Reply
New Contributor
Posts: 4
Registered: ‎05-10-2016

Include latest hbase-spark in CDH

Thanks for including hbase-spark in CDH since v5.7.0. Unfortunately, it does not include the latest changes to hbase-spark (see:https://issues.apache.org/jira/browse/HBASE-14789). Example: HBase - Spark Dataframe integration. That means that Python users currently cannot use hbase-spark at all.

Posts: 354
Topics: 162
Kudos: 61
Solutions: 27
Registered: ‎06-26-2013

Re: Include latest hbase-spark in CDH

Hi DefOS,


This JIRA is still a work-in-progress; furthermore, it is targeted for HBase 2.0, which hasn't been released yet. So, no surprise that it's not in CDH 5.7.

New Contributor
Posts: 4
Registered: ‎05-10-2016

Re: Include latest hbase-spark in CDH

Cloudera's original work on hbase-spark (https://issues.apache.org/jira/browse/HBASE-13992) is also targeted for HBase 2.0, but I'm grateful that it showed up in 5.7.0 already.

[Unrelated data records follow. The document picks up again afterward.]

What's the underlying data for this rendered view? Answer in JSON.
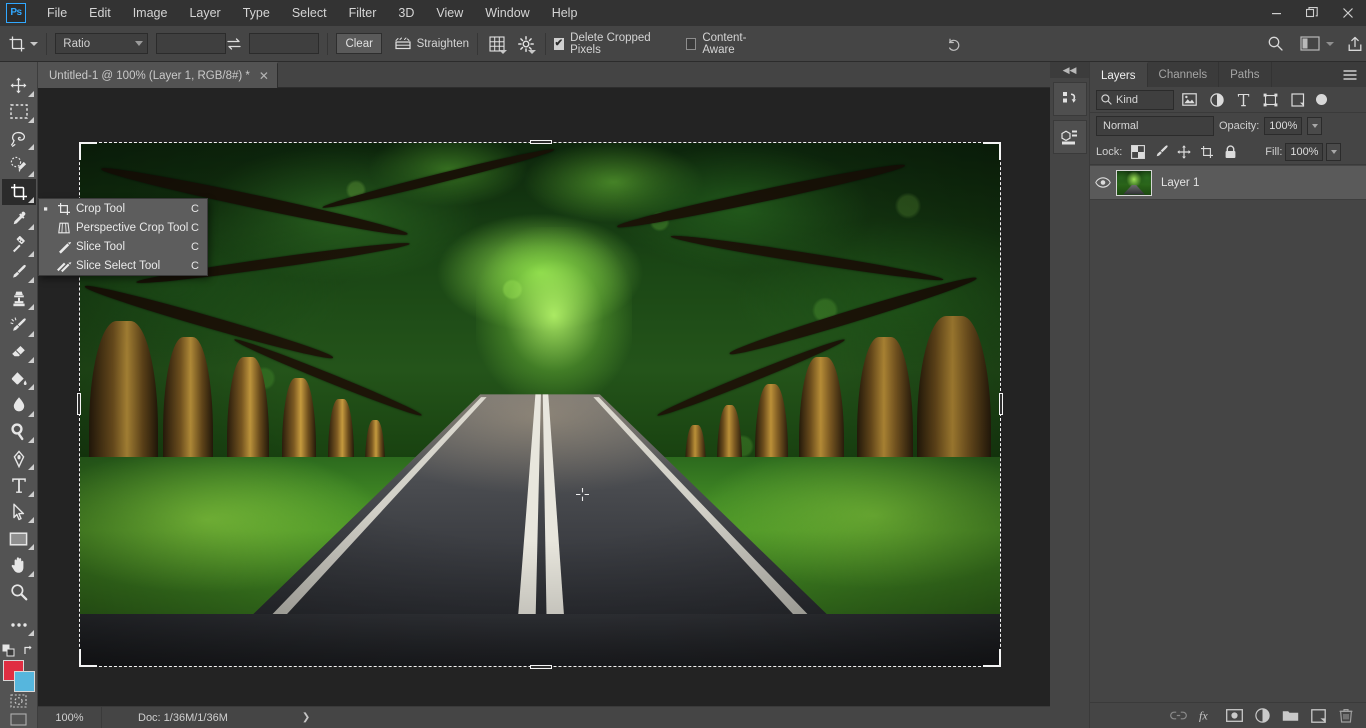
{
  "window": {
    "app_logo": "Ps",
    "minimize_label": "minimize",
    "restore_label": "restore",
    "close_label": "close"
  },
  "menubar": {
    "items": [
      {
        "label": "File"
      },
      {
        "label": "Edit"
      },
      {
        "label": "Image"
      },
      {
        "label": "Layer"
      },
      {
        "label": "Type"
      },
      {
        "label": "Select"
      },
      {
        "label": "Filter"
      },
      {
        "label": "3D"
      },
      {
        "label": "View"
      },
      {
        "label": "Window"
      },
      {
        "label": "Help"
      }
    ]
  },
  "options_bar": {
    "tool_icon": "crop-tool-icon",
    "ratio_select": "Ratio",
    "width_value": "",
    "width_placeholder": "",
    "height_value": "",
    "height_placeholder": "",
    "swap_icon": "swap-arrows-icon",
    "clear_label": "Clear",
    "straighten_icon": "straighten-icon",
    "straighten_label": "Straighten",
    "overlay_icon": "grid-overlay-icon",
    "settings_icon": "gear-icon",
    "delete_cropped_label": "Delete Cropped Pixels",
    "delete_cropped_checked": "✔",
    "content_aware_label": "Content-Aware",
    "reset_icon": "reset-arrow-icon",
    "search_icon": "search-icon",
    "workspace_icon": "screen-mode-icon",
    "share_icon": "share-upload-icon"
  },
  "toolbar": {
    "tools": [
      {
        "name": "move-tool",
        "icon": "move-icon",
        "active": false,
        "has_flyout": true
      },
      {
        "name": "rectangular-marquee-tool",
        "icon": "marquee-icon",
        "active": false,
        "has_flyout": true
      },
      {
        "name": "lasso-tool",
        "icon": "lasso-icon",
        "active": false,
        "has_flyout": true
      },
      {
        "name": "quick-selection-tool",
        "icon": "quick-select-icon",
        "active": false,
        "has_flyout": true
      },
      {
        "name": "crop-tool",
        "icon": "crop-icon",
        "active": true,
        "has_flyout": true
      },
      {
        "name": "eyedropper-tool",
        "icon": "eyedropper-icon",
        "active": false,
        "has_flyout": true
      },
      {
        "name": "spot-healing-brush-tool",
        "icon": "healing-brush-icon",
        "active": false,
        "has_flyout": true
      },
      {
        "name": "brush-tool",
        "icon": "brush-icon",
        "active": false,
        "has_flyout": true
      },
      {
        "name": "clone-stamp-tool",
        "icon": "clone-stamp-icon",
        "active": false,
        "has_flyout": true
      },
      {
        "name": "history-brush-tool",
        "icon": "history-brush-icon",
        "active": false,
        "has_flyout": true
      },
      {
        "name": "eraser-tool",
        "icon": "eraser-icon",
        "active": false,
        "has_flyout": true
      },
      {
        "name": "gradient-tool",
        "icon": "paint-bucket-icon",
        "active": false,
        "has_flyout": true
      },
      {
        "name": "blur-tool",
        "icon": "blur-droplet-icon",
        "active": false,
        "has_flyout": true
      },
      {
        "name": "dodge-tool",
        "icon": "dodge-icon",
        "active": false,
        "has_flyout": true
      },
      {
        "name": "pen-tool",
        "icon": "pen-icon",
        "active": false,
        "has_flyout": true
      },
      {
        "name": "type-tool",
        "icon": "type-t-icon",
        "active": false,
        "has_flyout": true
      },
      {
        "name": "path-selection-tool",
        "icon": "path-arrow-icon",
        "active": false,
        "has_flyout": true
      },
      {
        "name": "rectangle-tool",
        "icon": "rectangle-shape-icon",
        "active": false,
        "has_flyout": true
      },
      {
        "name": "hand-tool",
        "icon": "hand-icon",
        "active": false,
        "has_flyout": true
      },
      {
        "name": "zoom-tool",
        "icon": "magnifier-icon",
        "active": false,
        "has_flyout": false
      },
      {
        "name": "edit-toolbar",
        "icon": "ellipsis-icon",
        "active": false,
        "has_flyout": true
      }
    ],
    "default_colors_icon": "default-colors-icon",
    "swap_colors_icon": "swap-colors-icon",
    "foreground_color": "#e02e42",
    "background_color": "#56b6dd",
    "quick_mask_icon": "quick-mask-icon",
    "screen_mode_icon": "screen-mode-icon"
  },
  "tool_flyout": {
    "items": [
      {
        "label": "Crop Tool",
        "shortcut": "C",
        "icon": "crop-icon",
        "selected": true
      },
      {
        "label": "Perspective Crop Tool",
        "shortcut": "C",
        "icon": "perspective-crop-icon",
        "selected": false
      },
      {
        "label": "Slice Tool",
        "shortcut": "C",
        "icon": "slice-icon",
        "selected": false
      },
      {
        "label": "Slice Select Tool",
        "shortcut": "C",
        "icon": "slice-select-icon",
        "selected": false
      }
    ]
  },
  "document": {
    "tab_title": "Untitled-1 @ 100% (Layer 1, RGB/8#) *",
    "close_glyph": "✕"
  },
  "canvas": {
    "image_alt": "tree-lined road photograph",
    "crop_overlay": "crop-marquee"
  },
  "dock_rail": {
    "collapse_glyph": "◀◀",
    "buttons": [
      {
        "name": "history-panel-icon",
        "label": "history-panel-icon"
      },
      {
        "name": "properties-panel-icon",
        "label": "properties-panel-icon"
      }
    ]
  },
  "layers_panel": {
    "tabs": [
      {
        "label": "Layers",
        "active": true
      },
      {
        "label": "Channels",
        "active": false
      },
      {
        "label": "Paths",
        "active": false
      }
    ],
    "menu_icon": "panel-menu-icon",
    "filter": {
      "kind_label": "Kind",
      "search_icon": "search-icon",
      "icons": [
        "filter-pixel-icon",
        "filter-adjustment-icon",
        "filter-type-icon",
        "filter-shape-icon",
        "filter-smart-object-icon"
      ],
      "toggle_icon": "filter-toggle-icon"
    },
    "blend": {
      "mode": "Normal",
      "opacity_label": "Opacity:",
      "opacity_value": "100%"
    },
    "lock": {
      "label": "Lock:",
      "icons": [
        "lock-transparent-pixels-icon",
        "lock-image-pixels-icon",
        "lock-position-icon",
        "lock-artboard-icon",
        "lock-all-icon"
      ],
      "fill_label": "Fill:",
      "fill_value": "100%"
    },
    "layers": [
      {
        "name": "Layer 1",
        "visible": true,
        "visibility_icon": "eye-icon",
        "thumbnail": "layer-thumbnail",
        "selected": true
      }
    ],
    "footer_icons": [
      {
        "name": "link-layers-icon",
        "glyph": "link",
        "dim": true
      },
      {
        "name": "layer-style-icon",
        "glyph": "fx",
        "dim": false
      },
      {
        "name": "layer-mask-icon",
        "glyph": "mask",
        "dim": false
      },
      {
        "name": "adjustment-layer-icon",
        "glyph": "adjust",
        "dim": false
      },
      {
        "name": "new-group-icon",
        "glyph": "folder",
        "dim": false
      },
      {
        "name": "new-layer-icon",
        "glyph": "new",
        "dim": false
      },
      {
        "name": "delete-layer-icon",
        "glyph": "trash",
        "dim": false
      }
    ]
  },
  "status_bar": {
    "zoom": "100%",
    "doc_info": "Doc: 1/36M/1/36M",
    "expand_glyph": "❯"
  }
}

Just wanted to ask for including the latest additions for Python users. If the original work on hbase-spark is included in CDH already, you might as well include the latest additions to it. (Of course I understand you'd want to wait until that JIRA closes.)
Posts: 354
Topics: 162
Kudos: 61
Solutions: 27
Registered: ‎06-26-2013

Re: Include latest hbase-spark in CDH

Yes of course, you're right, back ports are often done. But, only for features that are production-ready.

Posts: 1,524
Kudos: 265
Solutions: 232
Registered: ‎07-31-2013

Re: Include latest hbase-spark in CDH

 You should be able to read HBase Spark connector data via DataFrames in Pyspark, via the sqlContext already today:

 

~> hbase shell
> create 't', 'c'
> put 't', '1', 'c:a', 'a column data'
> put 't', '1', 'c:b', 'b column data'
> exit

~> export SPARK_CLASSPATH=$(hbase classpath)
~> pyspark
> hTbl = sqlContext.read.format('org.apache.hadoop.hbase.spark')
       .option('hbase.table','t')
       .option('hbase.columns.mapping', 'KEY_FIELD STRING :key, A STRING c:a, B STRING c:b')
       .option('hbase.use.hbase.context', False)
       .option('hbase.config.resources', 'file:///etc/hbase/conf/hbase-site.xml')
       .load()
> hTbl.show()
+---------+---------+---------+
|KEY_FIELD|        A|        B|
+---------+---------+---------+
|1|a column data|b column data|
+---------+---------+---------+

There are some limitations as the JIRA notes of course. Which specific missing feature are you looking for, just so we know the scope of request?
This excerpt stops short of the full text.